Wednesday, November 25, 2020

Investigating network connectivity for different modes

 Suggested by: Martin Loidl 

Short description: Connectivity is a fundamental spatial parameter. In road networks, connectivity decides on opportunities for moving through space in a comfortable way. Literature suggests that connectivity in networks has a direct effect on mobility behaviour.
Especially in urban environments, connectivity varies between different modes. Cities are planned and built for the predominant mode (from walkable cities to car-oriented cities). Based on OpenStreetMap (OSM), different subsets of urban road networks should be investigated for their connectivity. We hypothesize to find a significant correlation between the connectivity for different modes and the respecitve modal share.


In this research, OSM data should be acquired, processed and analyzed (semi-) automatically, in order to facilitate the calculation of connectivity indices for different modes and to compare these indices among various cities. Moreover, connectivity indices should be related to modal split statistics for the respective regions.

References, suggested reading:
  • LOWRY, M. & LOH, T. H. 2017. Quantifying bicycle network connectivity. Preventive Medicine, 95, S134-S140.
  • ABAD, L. & VAN DER MEER, L. 2018. Quantifying Bicycle Network Connectivity in Lisbon Using Open Data. Information, 9.
  • PORTA, S., CRUCITTI, P. & LATORA, V. 2006. The network analysis of urban streets: A dual approach. Physica A: Statistical Mechanics and its Applications, 369, 853-866.
  • HOCHMAIR, H. 2020. Von A nach B? – Erreichbarkeits- und Konnektivitätsanalysen in Verkehrsnetzwerken. In: ZAGEL, B. & LOIDL, M. (Eds.) Geo-IT in Mobilität und Verkehr. Berlin und Offenbach: Wichmann Verlag / VDE.
Related to projects: POSITIM

Start/finish: anytime

Prerequisites/qualifications: Profound skills in data modellingand processing. Scripting, database and spatial analytics (network analysis) skills.

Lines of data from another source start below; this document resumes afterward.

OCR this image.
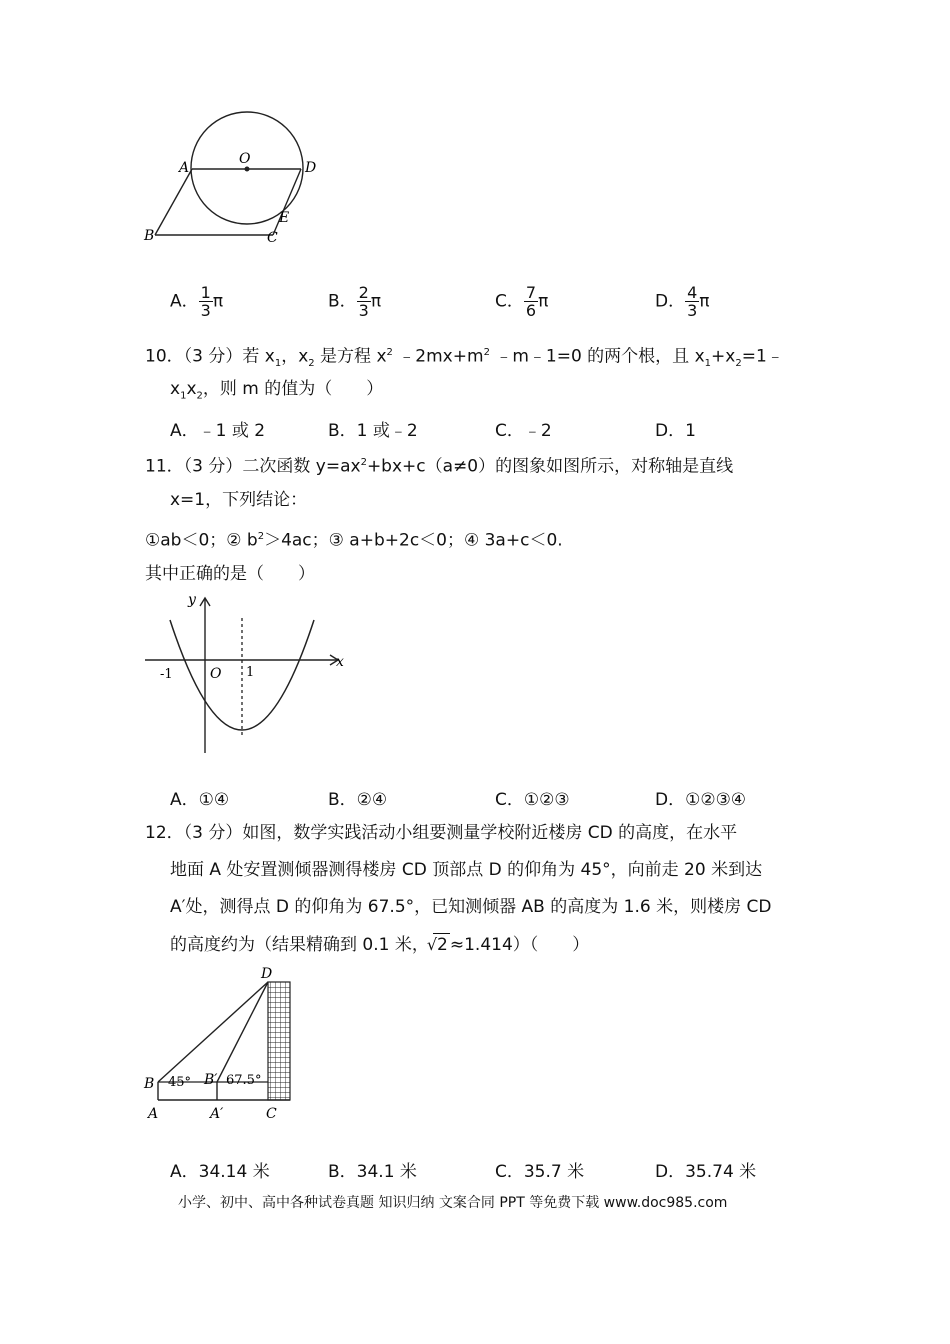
A
O
D
B	C
E
A． $\frac{1}{3}$ π	B． $\frac{2}{3}$ π	C． $\frac{7}{6}$ π	D． $\frac{4}{3}$ π
10．（3 分）若 $x_1$，$x_2$ 是方程 $x^2$ $﹣2mx+m^2$ ﹣m﹣1=0 的两个根，且 $x_1+x_2=1﹣$
$x_1x_2$，则 m 的值为（　　）
A．﹣1 或 2	B．1 或﹣2	C．﹣2	D．1
11．（3 分）二次函数 $y=ax^2+bx+c(a\ne 0)$的图象如图所示，对称轴是直线
x=1，下列结论：
①ab＜0；② $b^2>4ac$；③ a+b+2c＜0；④ 3a+c＜0.
其中正确的是（　　）
y
x
-1	O 1
A．①④	B．②④	C．①②③	D．①②③④
12．（3 分）如图，数学实践活动小组要测量学校附近楼房 CD 的高度，在水平
地面 A 处安置测倾器测得楼房 CD 顶部点 D 的仰角为 45°，向前走 20 米到达
A′处，测得点 D 的仰角为 67.5°，已知测倾器 AB 的高度为 1.6 米，则楼房 CD
的高度约为（结果精确到 0.1 米，√2 ≈1.414）（　　）
D
B 45° B′ 67.5°
A	A′	C
A．34.14 米	B．34.1 米	C．35.7 米	D．35.74 米
小学、初中、高中各种试卷真题 知识归纳 文案合同 PPT 等免费下载 www.doc985.com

Tuesday, November 10, 2020

Crowdsourcing data from fitness devices

 Suggested by: Martin Loidl

Short description: An increasing number of persons is using fitness devices for monitoring their health status, training and physical condition. This so-called quantified self movement generates enormous amounts of data, which are useful for research in different data-heavy domains, such as mobility research, digital health, urban science or public health. However, most of these data are locked-in proprietary environments of fitness device producers. Depending on their business model, they are offering analysis services to consumers or run secondary data-driven businesses. Currently, research that is based on these data can only be done in close collaboration with producers.
A crowdsourcing approach would unlock the potential of these individual data for research purposes independently from proprietary systems. For this, users would need to donate their data to the crowdsourcing platform. This could be done by exporting data from the respective proprietary system and upload the extract to the crowdsourcing platform.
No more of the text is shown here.